Fazendeiro é preso por suspeita de sequestro e exploração de trabalho

PM flagrou funcionários sem salário e alimentação em propriedade rural. Denunciante foi levado à força de hotel em Varginha, Sul de Minas Gerais.

Um fazendeiro de 59 anos foi preso nesta sexta-feira (23) em Campanha suspeito de manter funcionários em regime de trabalho escravo em uma propriedade rural do município e de ter ordenado o sequestro de um deles após uma denúncia feita a Policia Militar. Segundo a Polícia Militar, Paulo Alves Lima foi detido após cumprimento de um mandado de busca e apreensão e o resgate de dois trabalhadores. Ele foi levado para a Delegacia de Polícia Civil de Campanha.

De acordo com a PM, o funcionário Hélio Costa de Araújo, de 41 anos, disse ter trabalhado durante cinco meses em regime de escravidão e relatou que o fazendeiro retinha documentos pessoais dele e de outros trabalhadores. Com isso, o homem foi levado por representantes do Ministério do Trabalho a um hotel, onde foi abrigado e alimentado.

Quarto onde os trabalhadores viviam foi considerado precário (Foto: Polícia Militar)Quarto onde os trabalhadores viviam foi considerado precário (Foto: Polícia Militar)

De acordo com testemunhas, horas depois, um homem esteve no hotel e levou o trabalhador à força. Ninguém impediu a violência apesar de relatos de que o lavrador teria gritado por socorro. Desde a noite de quinta-feira (22) não há notícias do paradeiro de funcionário Hélio Costa de Araújo. O responsável pelo sequestro não foi identificado, mas a polícia informou que investiga a possibilidade de que o fazendeiro tenha ordenado o sequestro. 

O trabalhador foi procurado, mas até esta publicação não havia sido localizado. A Polícia Civil trata o caso como sequestro e segue com as buscas no intuito de localizar o trabalhador.

Trabalhadores eram vigiados por homem armado
Antes do desaparecimento o funcionário Hélio Costa de Araújo disse à polícia e ao Ministério do Trabalho que ele e outros dois trabalhadores conseguiram fugir da fazenda na madrugada da última segunda-feira (19) e que pretendia voltar para a cidade natal, de Nova Serrana (MG), mas não teria conseguido por  falta de dinheiro e documentos pessoais.
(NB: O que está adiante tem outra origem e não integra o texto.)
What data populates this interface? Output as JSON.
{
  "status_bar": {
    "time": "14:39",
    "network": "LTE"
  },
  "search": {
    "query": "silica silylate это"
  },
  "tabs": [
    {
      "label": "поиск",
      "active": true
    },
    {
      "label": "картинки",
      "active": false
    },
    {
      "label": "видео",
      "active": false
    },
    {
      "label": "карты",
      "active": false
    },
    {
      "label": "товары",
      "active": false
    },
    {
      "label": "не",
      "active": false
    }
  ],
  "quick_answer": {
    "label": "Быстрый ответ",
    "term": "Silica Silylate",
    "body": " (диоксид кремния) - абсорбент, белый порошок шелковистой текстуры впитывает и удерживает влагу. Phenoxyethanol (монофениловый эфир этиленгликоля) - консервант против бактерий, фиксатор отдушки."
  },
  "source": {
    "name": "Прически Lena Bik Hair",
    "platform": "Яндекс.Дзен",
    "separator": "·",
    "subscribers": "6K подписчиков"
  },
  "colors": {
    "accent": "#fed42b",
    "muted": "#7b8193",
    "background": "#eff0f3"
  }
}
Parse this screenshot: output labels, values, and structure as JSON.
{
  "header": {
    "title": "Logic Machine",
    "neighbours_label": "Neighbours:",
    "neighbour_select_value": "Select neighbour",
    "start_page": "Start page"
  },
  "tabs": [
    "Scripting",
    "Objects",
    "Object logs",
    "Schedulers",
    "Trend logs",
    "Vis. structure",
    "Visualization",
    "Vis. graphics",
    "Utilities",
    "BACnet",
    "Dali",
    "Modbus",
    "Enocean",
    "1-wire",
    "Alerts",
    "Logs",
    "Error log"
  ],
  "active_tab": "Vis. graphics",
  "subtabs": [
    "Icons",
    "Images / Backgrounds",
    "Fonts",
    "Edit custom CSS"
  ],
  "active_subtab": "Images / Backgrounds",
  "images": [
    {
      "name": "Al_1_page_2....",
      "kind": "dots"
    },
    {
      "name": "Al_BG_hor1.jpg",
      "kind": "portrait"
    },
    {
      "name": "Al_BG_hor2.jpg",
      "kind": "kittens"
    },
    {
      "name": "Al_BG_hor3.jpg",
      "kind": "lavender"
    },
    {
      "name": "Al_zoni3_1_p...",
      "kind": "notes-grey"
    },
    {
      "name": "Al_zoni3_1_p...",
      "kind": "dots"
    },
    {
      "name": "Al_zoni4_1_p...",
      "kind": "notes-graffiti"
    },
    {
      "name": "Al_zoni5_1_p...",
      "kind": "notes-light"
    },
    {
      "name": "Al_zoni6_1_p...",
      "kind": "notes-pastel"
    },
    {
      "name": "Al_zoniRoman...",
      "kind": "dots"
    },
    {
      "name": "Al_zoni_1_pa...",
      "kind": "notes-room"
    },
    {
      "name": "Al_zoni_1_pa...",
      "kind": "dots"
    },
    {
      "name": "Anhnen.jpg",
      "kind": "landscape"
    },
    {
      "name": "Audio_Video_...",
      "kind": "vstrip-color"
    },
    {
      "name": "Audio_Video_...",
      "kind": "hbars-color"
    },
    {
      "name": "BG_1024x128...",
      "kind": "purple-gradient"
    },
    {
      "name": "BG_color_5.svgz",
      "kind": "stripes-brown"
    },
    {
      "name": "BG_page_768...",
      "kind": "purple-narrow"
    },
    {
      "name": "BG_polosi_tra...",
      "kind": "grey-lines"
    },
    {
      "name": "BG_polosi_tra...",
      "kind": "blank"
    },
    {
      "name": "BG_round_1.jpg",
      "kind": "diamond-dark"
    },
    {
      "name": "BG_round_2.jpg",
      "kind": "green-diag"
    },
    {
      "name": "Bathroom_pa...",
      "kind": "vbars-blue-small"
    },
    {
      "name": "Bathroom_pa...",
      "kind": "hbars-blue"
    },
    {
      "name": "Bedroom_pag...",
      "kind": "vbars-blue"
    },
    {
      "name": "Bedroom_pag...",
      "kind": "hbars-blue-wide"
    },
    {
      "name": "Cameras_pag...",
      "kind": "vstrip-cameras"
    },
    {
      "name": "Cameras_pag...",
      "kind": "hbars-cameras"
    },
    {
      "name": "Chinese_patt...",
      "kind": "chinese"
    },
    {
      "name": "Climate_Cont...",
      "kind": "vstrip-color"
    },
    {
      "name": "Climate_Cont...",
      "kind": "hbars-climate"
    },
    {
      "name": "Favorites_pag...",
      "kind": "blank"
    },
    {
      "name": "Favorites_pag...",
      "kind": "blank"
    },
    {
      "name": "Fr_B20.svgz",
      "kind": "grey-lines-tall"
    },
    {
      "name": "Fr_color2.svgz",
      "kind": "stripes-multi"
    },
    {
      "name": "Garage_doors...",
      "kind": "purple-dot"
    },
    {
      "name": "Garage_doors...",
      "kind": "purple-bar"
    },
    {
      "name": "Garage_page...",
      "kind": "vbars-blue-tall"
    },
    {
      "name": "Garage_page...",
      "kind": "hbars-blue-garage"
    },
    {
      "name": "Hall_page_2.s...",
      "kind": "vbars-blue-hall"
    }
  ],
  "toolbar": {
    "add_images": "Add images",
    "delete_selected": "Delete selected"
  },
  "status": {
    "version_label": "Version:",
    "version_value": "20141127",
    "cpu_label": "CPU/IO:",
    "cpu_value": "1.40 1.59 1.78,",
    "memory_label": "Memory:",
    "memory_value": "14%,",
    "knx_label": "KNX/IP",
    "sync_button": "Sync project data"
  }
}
O lavrardor contou que eles trabalhavam na colheita de café e corte de cana e que não havia descanso. Segundo ele, os trabalhadores eram forçados a trabalhar das 6h às 19h, inclusive aos domingos, feriados e dias chuvosos e que quando questionavam o pagamento de salário, eram agredidos.

Responsável pelo trabalho escravo foi detido nesta sexta-feira (23). (Foto: Polícia Militar)

Araújo disse aos policiais que eles eram mantidos sob vigilância constante de um homem armado que não permitia que saíssem na fazenda. Ele também contou que os colegas eram mantidos em um alojamento em péssimas condições e comida escassa. 

Outro trabalhador encontrado
Na manhã desta sexta-feira, a Polícia Militar voltou à fazenda e encontrou outro trabalhador em situação de escravidão. Vitor Lúcio da Silva, de 59 anos,  também teria confirmado as agressões, a falta de salário e as condições precárias em que viviam.

De acordo com os policiais, outros quatro trabalhadores estavam no local, mas ao perceberem a aproximação dos militares, fugiram a mando do fazendeiro. Eles entraram em uma mata existente na fazenda e não foram localizados.

Vitor Lúcio da Silva foi resgatado do local e amparado pelo Ministério do Trabalho (Foto: Polícia Militar)

Fazendeiro já foi denunciado outras vezes
Questionado, o gerente regional do Ministério do Trabalho de Varginha (MG), Mário Alves de Lima, contou que o fazendeiro já possui outras denúncias por trabalho escravo e que todas as informações já foram repassadas para a Polícia Federal em Varginha, que deve investigar a situação.

“Neste caso específico, auditores do Ministério do Trabalho estiveram no local e acompanham o trabalho da Polícia Militar para fazer o resgate dos trabalhadores. Em seguida, o empregador será chamado para prestar esclarecimentos sobre a situação em que mantinha estes homens. Ele já possui dezenas de processos do passado com várias infrações trabalhistas, ou seja, é reincidente”, contou.